Für das Jagdjahr 1959/60 wurden in der Streckenliste (im alten Kreisgebiet vor 1975) noch u. a. 684 Rebhühner und 3.763 Hasen gemeldet. Es war eine Zeit, in der die landwirtschaftlichen Flächen noch mit kleinparzelligen Getreide-, Kartoffel- und Futterrübenfeldern sowie Heu- und Streuobstwiesen geprägt waren. Die Milchkühe mit Hörnern auf dem Kopf liefen auf den Weiden herum und hinterließen ihre Kuhfladen als Dünger und Insektennahrung. Im Wald kamen oftmals noch Rückepferde zum Einsatz, und die Jägerschaft widmete sich u. a. noch intensiv der Bejagung von Prädatoren.

Nach 65 Jahren gibt es keine Rebhühner im Oberbergischen Land mehr, und der Hasenbesatz ist auch ganz erheblich geschrumpft.

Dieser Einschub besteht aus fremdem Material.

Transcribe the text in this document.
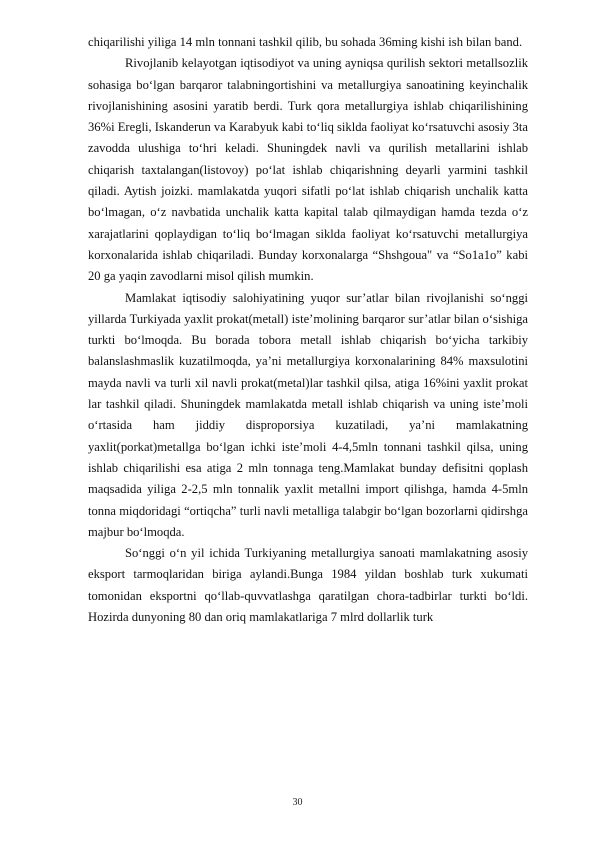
chiqarilishi yiliga 14 mln tonnani tashkil qilib, bu sohada 36ming kishi ish bilan band.

Rivojlanib kelayotgan iqtisodiyot va uning ayniqsa qurilish sektori metallsozlik sohasiga bo‘lgan barqaror talabningortishini va metallurgiya sanoatining keyinchalik rivojlanishining asosini yaratib berdi. Turk qora metallurgiya ishlab chiqarilishining 36%i Eregli, Iskanderun va Karabyuk kabi to‘liq siklda faoliyat ko‘rsatuvchi asosiy 3ta zavodda ulushiga to‘hri keladi. Shuningdek navli va qurilish metallarini ishlab chiqarish taxtalangan(listovoy) po‘lat ishlab chiqarishning deyarli yarmini tashkil qiladi. Aytish joizki. mamlakatda yuqori sifatli po‘lat ishlab chiqarish unchalik katta bo‘lmagan, o‘z navbatida unchalik katta kapital talab qilmaydigan hamda tezda o‘z xarajatlarini qoplaydigan to‘liq bo‘lmagan siklda faoliyat ko‘rsatuvchi metallurgiya korxonalarida ishlab chiqariladi. Bunday korxonalarga “Shshgoua" va “So1a1o” kabi 20 ga yaqin zavodlarni misol qilish mumkin.

Mamlakat iqtisodiy salohiyatining yuqor sur’atlar bilan rivojlanishi so‘nggi yillarda Turkiyada yaxlit prokat(metall) iste’molining barqaror sur’atlar bilan o‘sishiga turkti bo‘lmoqda. Bu borada tobora metall ishlab chiqarish bo‘yicha tarkibiy balanslashmaslik kuzatilmoqda, ya’ni metallurgiya korxonalarining 84% maxsulotini mayda navli va turli xil navli prokat(metal)lar tashkil qilsa, atiga 16%ini yaxlit prokat lar tashkil qiladi. Shuningdek mamlakatda metall ishlab chiqarish va uning iste’moli o‘rtasida ham jiddiy disproporsiya kuzatiladi, ya’ni mamlakatning yaxlit(porkat)metallga bo‘lgan ichki iste’moli 4-4,5mln tonnani tashkil qilsa, uning ishlab chiqarilishi esa atiga 2 mln tonnaga teng.Mamlakat bunday defisitni qoplash maqsadida yiliga 2-2,5 mln tonnalik yaxlit metallni import qilishga, hamda 4-5mln tonna miqdoridagi “ortiqcha” turli navli metalliga talabgir bo‘lgan bozorlarni qidirshga majbur bo‘lmoqda.

So‘nggi o‘n yil ichida Turkiyaning metallurgiya sanoati mamlakatning asosiy eksport tarmoqlaridan biriga aylandi.Bunga 1984 yildan boshlab turk xukumati tomonidan eksportni qo‘llab-quvvatlashga qaratilgan chora-tadbirlar turkti bo‘ldi. Hozirda dunyoning 80 dan oriq mamlakatlariga 7 mlrd dollarlik turk

30
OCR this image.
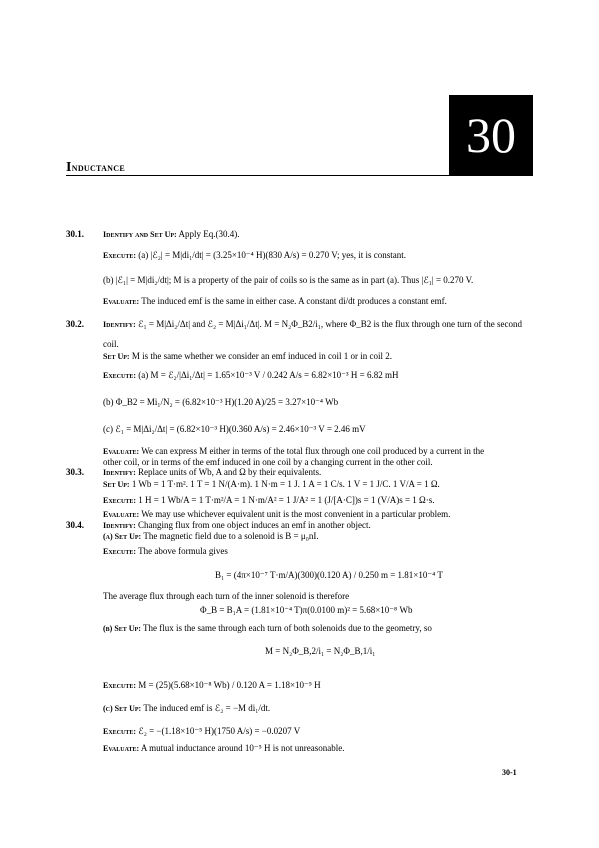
30
Inductance
30.1. Identify and Set Up: Apply Eq.(30.4).
Execute: (a) |ℰ₂| = M|di₁/dt| = (3.25×10⁻⁴ H)(830 A/s) = 0.270 V; yes, it is constant.
(b) |ℰ₁| = M|di₂/dt|; M is a property of the pair of coils so is the same as in part (a). Thus |ℰ₁| = 0.270 V.
Evaluate: The induced emf is the same in either case. A constant di/dt produces a constant emf.
30.2. Identify: ℰ₁ = M|Δi₂/Δt| and ℰ₂ = M|Δi₁/Δt|. M = N₂Φ_B2/i₁, where Φ_B2 is the flux through one turn of the second
coil.
Set Up: M is the same whether we consider an emf induced in coil 1 or in coil 2.
Execute: (a) M = ℰ₂/|Δi₁/Δt| = 1.65×10⁻³ V / 0.242 A/s = 6.82×10⁻³ H = 6.82 mH
(b) Φ_B2 = Mi₁/N₂ = (6.82×10⁻³ H)(1.20 A)/25 = 3.27×10⁻⁴ Wb
(c) ℰ₁ = M|Δi₂/Δt| = (6.82×10⁻³ H)(0.360 A/s) = 2.46×10⁻³ V = 2.46 mV
Evaluate: We can express M either in terms of the total flux through one coil produced by a current in the
other coil, or in terms of the emf induced in one coil by a changing current in the other coil.
30.3. Identify: Replace units of Wb, A and Ω by their equivalents.
Set Up: 1 Wb = 1 T·m². 1 T = 1 N/(A·m). 1 N·m = 1 J. 1 A = 1 C/s. 1 V = 1 J/C. 1 V/A = 1 Ω.
Execute: 1 H = 1 Wb/A = 1 T·m²/A = 1 N·m/A² = 1 J/A² = 1 (J/[A·C])s = 1 (V/A)s = 1 Ω·s.
Evaluate: We may use whichever equivalent unit is the most convenient in a particular problem.
30.4. Identify: Changing flux from one object induces an emf in another object.
(a) Set Up: The magnetic field due to a solenoid is B = μ₀nI.
Execute: The above formula gives
B₁ = (4π×10⁻⁷ T·m/A)(300)(0.120 A) / 0.250 m = 1.81×10⁻⁴ T
The average flux through each turn of the inner solenoid is therefore
Φ_B = B₁A = (1.81×10⁻⁴ T)π(0.0100 m)² = 5.68×10⁻⁸ Wb
(b) Set Up: The flux is the same through each turn of both solenoids due to the geometry, so
M = N₂Φ_B,2/i₁ = N₂Φ_B,1/i₁
Execute: M = (25)(5.68×10⁻⁸ Wb) / 0.120 A = 1.18×10⁻⁵ H
(c) Set Up: The induced emf is ℰ₂ = −M di₁/dt.
Execute: ℰ₂ = −(1.18×10⁻⁵ H)(1750 A/s) = −0.0207 V
Evaluate: A mutual inductance around 10⁻⁵ H is not unreasonable.
30-1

Anlässlich einer Feier zum 10-jährigen Jubiläum der KJS Oberberg e. V. und zum 25-jährigen Jubiläum des JGV „Oberbergischer Jäger“ e. V. wurde 1960 ein Almanach herausgegeben, in dem der nachfolgende Bericht von Otto Viebahn aus Frömmersbach veröffentlicht wurde.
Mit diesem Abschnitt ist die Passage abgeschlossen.